Automated decision-making is becoming increasingly popular among public administrations and private actors. In times of economic recession, having in place tools that allow for refined decisions at lower cost are more appealing than ever before. However, in those circumstances, individuals should also have access to remedies that allow to challenge, review and overturn those automated decisions.

At EU level, particular administrative or private remedial structures have been or are being created in data protection, mutual recognition and copyright in that regard.

The purpose of this panel is to assess the relationship between those new (proposed) sector-specific structures and the fundamental right to an effective remedy.

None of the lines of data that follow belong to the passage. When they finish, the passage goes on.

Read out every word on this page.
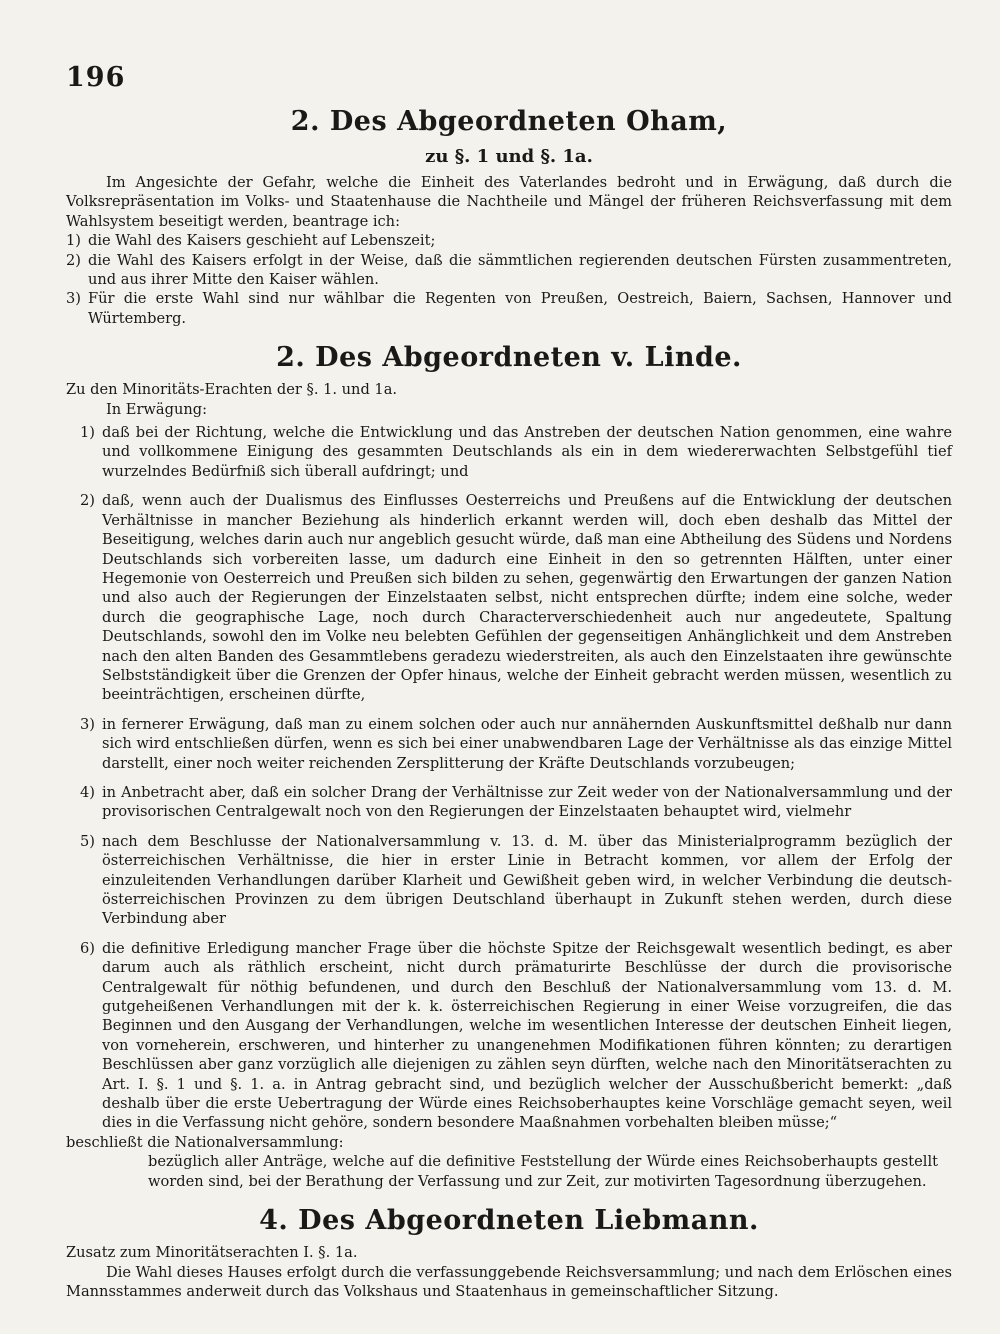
196
2. Des Abgeordneten Oham,
zu §. 1 und §. 1a.

Im Angesichte der Gefahr, welche die Einheit des Vaterlandes bedroht und in Erwägung, daß durch die Volksrepräsentation im Volks- und Staatenhause die Nachtheile und Mängel der früheren Reichsverfassung mit dem Wahlsystem beseitigt werden, beantrage ich:

1) die Wahl des Kaisers geschieht auf Lebenszeit;
2) die Wahl des Kaisers erfolgt in der Weise, daß die sämmtlichen regierenden deutschen Fürsten zusammentreten, und aus ihrer Mitte den Kaiser wählen.
3) Für die erste Wahl sind nur wählbar die Regenten von Preußen, Oestreich, Baiern, Sachsen, Hannover und Würtemberg.
2. Des Abgeordneten v. Linde.

Zu den Minoritäts-Erachten der §. 1. und 1a.

In Erwägung:

1) daß bei der Richtung, welche die Entwicklung und das Anstreben der deutschen Nation genommen, eine wahre und vollkommene Einigung des gesammten Deutschlands als ein in dem wiedererwachten Selbstgefühl tief wurzelndes Bedürfniß sich überall aufdringt; und
2) daß, wenn auch der Dualismus des Einflusses Oesterreichs und Preußens auf die Entwicklung der deutschen Verhältnisse in mancher Beziehung als hinderlich erkannt werden will, doch eben deshalb das Mittel der Beseitigung, welches darin auch nur angeblich gesucht würde, daß man eine Abtheilung des Südens und Nordens Deutschlands sich vorbereiten lasse, um dadurch eine Einheit in den so getrennten Hälften, unter einer Hegemonie von Oesterreich und Preußen sich bilden zu sehen, gegenwärtig den Erwartungen der ganzen Nation und also auch der Regierungen der Einzelstaaten selbst, nicht entsprechen dürfte; indem eine solche, weder durch die geographische Lage, noch durch Characterverschiedenheit auch nur angedeutete, Spaltung Deutschlands, sowohl den im Volke neu belebten Gefühlen der gegenseitigen Anhänglichkeit und dem Anstreben nach den alten Banden des Gesammtlebens geradezu wiederstreiten, als auch den Einzelstaaten ihre gewünschte Selbstständigkeit über die Grenzen der Opfer hinaus, welche der Einheit gebracht werden müssen, wesentlich zu beeinträchtigen, erscheinen dürfte,
3) in fernerer Erwägung, daß man zu einem solchen oder auch nur annähernden Auskunftsmittel deßhalb nur dann sich wird entschließen dürfen, wenn es sich bei einer unabwendbaren Lage der Verhältnisse als das einzige Mittel darstellt, einer noch weiter reichenden Zersplitterung der Kräfte Deutschlands vorzubeugen;
4) in Anbetracht aber, daß ein solcher Drang der Verhältnisse zur Zeit weder von der Nationalversammlung und der provisorischen Centralgewalt noch von den Regierungen der Einzelstaaten behauptet wird, vielmehr
5) nach dem Beschlusse der Nationalversammlung v. 13. d. M. über das Ministerialprogramm bezüglich der österreichischen Verhältnisse, die hier in erster Linie in Betracht kommen, vor allem der Erfolg der einzuleitenden Verhandlungen darüber Klarheit und Gewißheit geben wird, in welcher Verbindung die deutsch-österreichischen Provinzen zu dem übrigen Deutschland überhaupt in Zukunft stehen werden, durch diese Verbindung aber
6) die definitive Erledigung mancher Frage über die höchste Spitze der Reichsgewalt wesentlich bedingt, es aber darum auch als räthlich erscheint, nicht durch prämaturirte Beschlüsse der durch die provisorische Centralgewalt für nöthig befundenen, und durch den Beschluß der Nationalversammlung vom 13. d. M. gutgeheißenen Verhandlungen mit der k. k. österreichischen Regierung in einer Weise vorzugreifen, die das Beginnen und den Ausgang der Verhandlungen, welche im wesentlichen Interesse der deutschen Einheit liegen, von vorneherein, erschweren, und hinterher zu unangenehmen Modifikationen führen könnten; zu derartigen Beschlüssen aber ganz vorzüglich alle diejenigen zu zählen seyn dürften, welche nach den Minoritätserachten zu Art. I. §. 1 und §. 1. a. in Antrag gebracht sind, und bezüglich welcher der Ausschußbericht bemerkt: „daß deshalb über die erste Uebertragung der Würde eines Reichsoberhauptes keine Vorschläge gemacht seyen, weil dies in die Verfassung nicht gehöre, sondern besondere Maaßnahmen vorbehalten bleiben müsse;“

beschließt die Nationalversammlung:

bezüglich aller Anträge, welche auf die definitive Feststellung der Würde eines Reichsoberhaupts gestellt worden sind, bei der Berathung der Verfassung und zur Zeit, zur motivirten Tagesordnung überzugehen.

4. Des Abgeordneten Liebmann.

Zusatz zum Minoritätserachten I. §. 1a.

Die Wahl dieses Hauses erfolgt durch die verfassunggebende Reichsversammlung; und nach dem Erlöschen eines Mannsstammes anderweit durch das Volkshaus und Staatenhaus in gemeinschaftlicher Sitzung.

• Is the right not to be subject to automated decision-making in Art. 22 GDPR sufficient to ensure fundamental rights protection?
• Beyond the GDPR, does automated decision-making require the introduction of new or modified remedies under EU law?
• Could the EU develop a more streamlined remedial approach instead of a sector-specific one?
• Should the non-contractual liability remedy be modified in light of automated decision-making risks?

Moderator

Pieter Van Cleynenbreugel

LCII-University of Liège (BE)

Pieter Van Cleynenbreugel is professor of European Union law and directeur of the Liège Competition and Innovation Institute, University of Liège, Belgium. He obtained his LLB, LLM and PhD in law from KU Leuven and an additional LLM from Harvard Law School. His current research focuses on the regulation of Artificial intelligence at the EU level, EU administrative law and EU internal market law.

Speakers

Sarah Eskens

University of Amsterdam (NL)

Sarah Eskens is a lecturer at the Vrije Universiteit Amsterdam. She wrote her doctoral research at the Institute for Information Law, University of Amsterdam, on the regulation of news personalization from a fundamental rights perspective. Sarah's research and teaching broadly concern privacy, data protection, and media law. Her current research focuses on the regulation of contact tracing apps in EU Member States.

Hans Ingels

European Commission (EU)

Hans Ingels is the Head of the Free Movement of Goods Unit in the European Commission's DG for Internal Market, Industry, Entrepreneurship and SMEs. The Unit is also responsible for market surveillance and mutual recognition for goods. Hans Ingels obtained a Law Degree (KULeuven – Belgium), a Degree in Notarial Studies (KULeuven - Belgium), a Postgraduate in Company Law (KUBrussel Belgium) and a Master Degree in European and International Law (VUBrussel – Belgium). He joined the European Commission in 1995 and spent most of his career on files related to the single market for products.

Julia Reda

GFF Society for Civil Rights (DE)

Alexandre Biard

BEUC (BE)

Alexandre Biard is a senior legal officer at BEUC - the European Consumer Organisation and an affiliated academic researcher and lecturer at Erasmus University Rotterdam.